5. The energy-saving optimization method for environmental temperature taking into account multi-body demand response according to claim 4, wherein the first stage uses the optimal temperature obtained from the temperature control terminal by each type of load body as an objective function, and the expression is as follows:

in the above, T _set Representing the cold/hot comfort temperature, Q, of various types of load bodies _t,d The instant heat gain corresponding to the demand of the d-type main body at the t moment is represented, C represents the specific heat capacity and ρ _t The air density at time t is indicated,the flow rate of the air supply at the time t is represented, alpha, beta and gamma represent normalized proportion coefficients, n _t,d Representing the density of individuals in class D subjects at time t, D _t,d Indicating the labor property of the class d main body at the time t, F _t,d Indicating the difference in temperature demand of the individual in the class d subject at time t.

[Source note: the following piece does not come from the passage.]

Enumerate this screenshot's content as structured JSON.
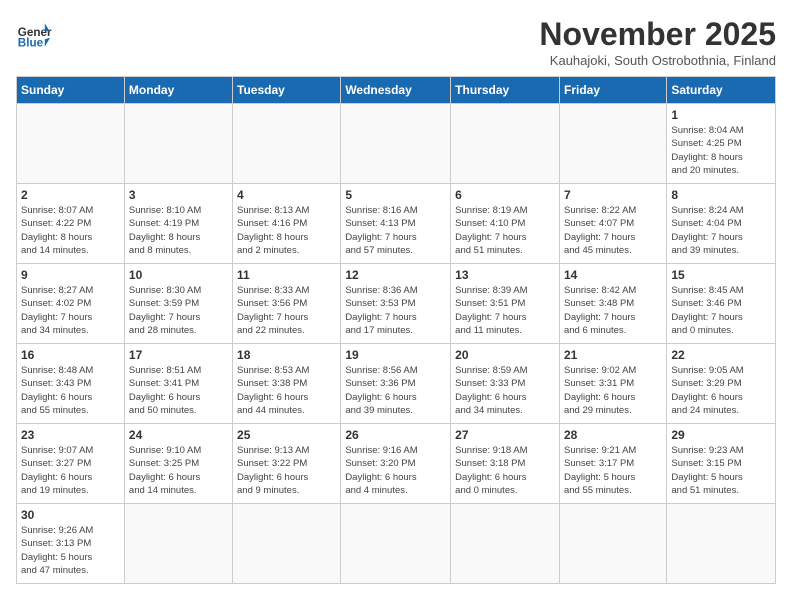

6. The energy-saving optimization method for environmental temperature taking into account multi-main body demand response according to claim 5, wherein the second stage optimizes and prepares the operation strategy of the temperature control terminal at each moment according to the cold/hot comfort temperature and the current environmental temperature of each type of load main body determined in the first stage, and takes the minimum energy consumption newly added on the same day as an objective function, and the expression is as follows:

in the above formula, tr represents various types of load bodiesA temperature range constituted by the cold/hot comfort temperature of (c),indicating that the temperature control terminal t participates in d-type load main body demand response at the environment temperature t _R Power consumption when intermittently operating with minimum cooling/heating capacity in semi-cold/semi-hot mode of operation, n _tr Indicating the refrigerating time period, n indicating the temperature interval between the cold/hot comfortable temperature of various load main bodies and the minimum refrigerating/heating capacity of the temperature control terminal in the semi-cold/semi-hot operation mode,indicating that the temperature control terminal t participates in d-type load main body demand response at the environment temperature t _R The power consumption of continuous operation with the minimum refrigerating/heating capacity in the full-cooling/full-heating operation mode is shown in k, wherein k represents the temperature interval between the cold/hot comfortable temperature of each type of load main body and the temperature control terminal when the minimum refrigerating/heating capacity in the full-cooling/full-heating operation mode tends to be balanced,indicating that the temperature control terminal t participates in d-type load main body demand response at the environment temperature t _R When the power consumption continuously operates with the medium refrigeration/heating capacity in the full-cold/full-hot operation mode, m represents the temperature interval between the cold/hot comfortable temperature of each type of load main body and the temperature of the temperature control terminal when the medium refrigeration/heating capacity in the full-cold/full-hot operation mode tends to be balanced,indicating that the temperature control terminal t participates in d-type load main body demand response at the environment temperature t _R And g represents the temperature interval between the cold/hot comfortable temperature of each type of load main body and the temperature control terminal when the maximum refrigerating/heating capacity in the full-cold/full-hot operation mode tends to be balanced.

7. An ambient temperature energy saving optimization system accounting for multi-body demand response, comprising a processor and a memory, the memory storing a computer program, the processor performing the steps of the method of any one of claims 1 to 6 when the computer program is run.